What am I missing at solving the equation $\sqrt{(x^2-16)^2}=9$?

Question

Consider this problem:

$$\sqrt{(x^2-16)^2}=9$$

When solving algebraically I get the following:

$$x^2-16=9$$ $$x^2=25$$ $$x=\pm5$$

However I noticed that $\pm\sqrt7$ is also a solution to the equation. I'm trying to understand how you would arrive at this solution algebraically. I suspect I have assumed or done something wrong in my solution.

Answer 1

Bear in mind that

$$\sqrt{x^2} = |x|, \text{ not just } x$$

To see why, plug in $x=-1$; certainly $\sqrt{(-1)^2} = \sqrt{1} = 1 \ne -1$.

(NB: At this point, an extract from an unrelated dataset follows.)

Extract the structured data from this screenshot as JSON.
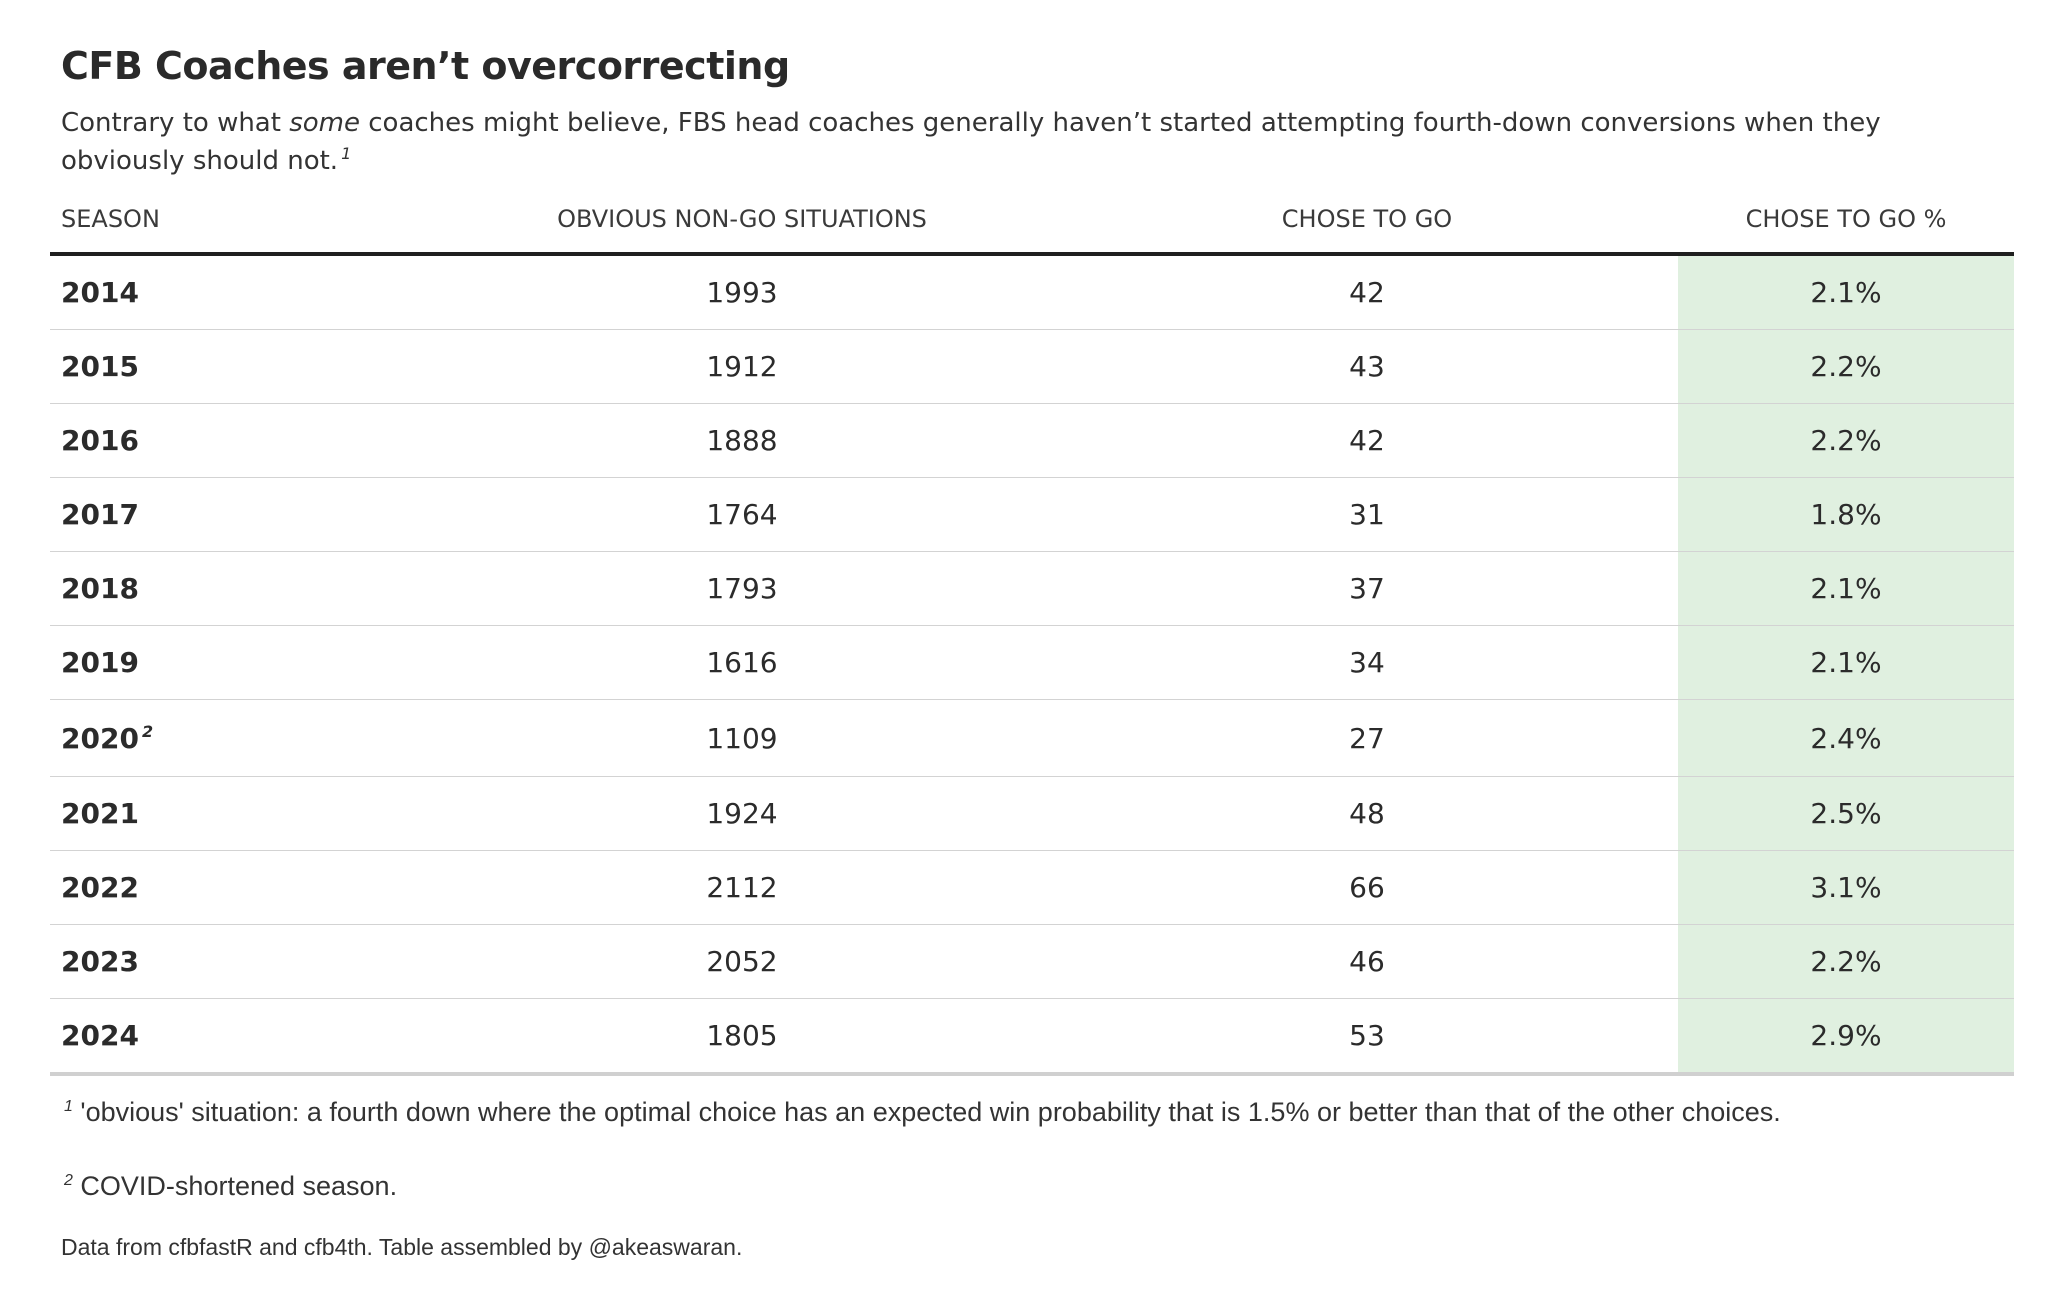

Thus, you have a second equation to solve when you take the root:

$$x^2 - 16 = -9$$

in addition to

$$x^2 - 16 = +9$$

which you already solved. That is, you really are solving

$$|x^2-16| = 9$$

Answer 2

$$\sqrt{(x^2-16)^2}=9 $$ Squaring both sides we get $$(x^2-16)^2=9^2$$ Again taking square roots we get $$(x^2-16)=\pm9\\x^2=16\pm9\\x=\pm\sqrt{16\pm9}\\x=\pm5,\pm\sqrt{7}.$$ This is the solution as desired.
My method is indicating towards the fact that $\sqrt{x^2}=|x|$. I get there from the definition.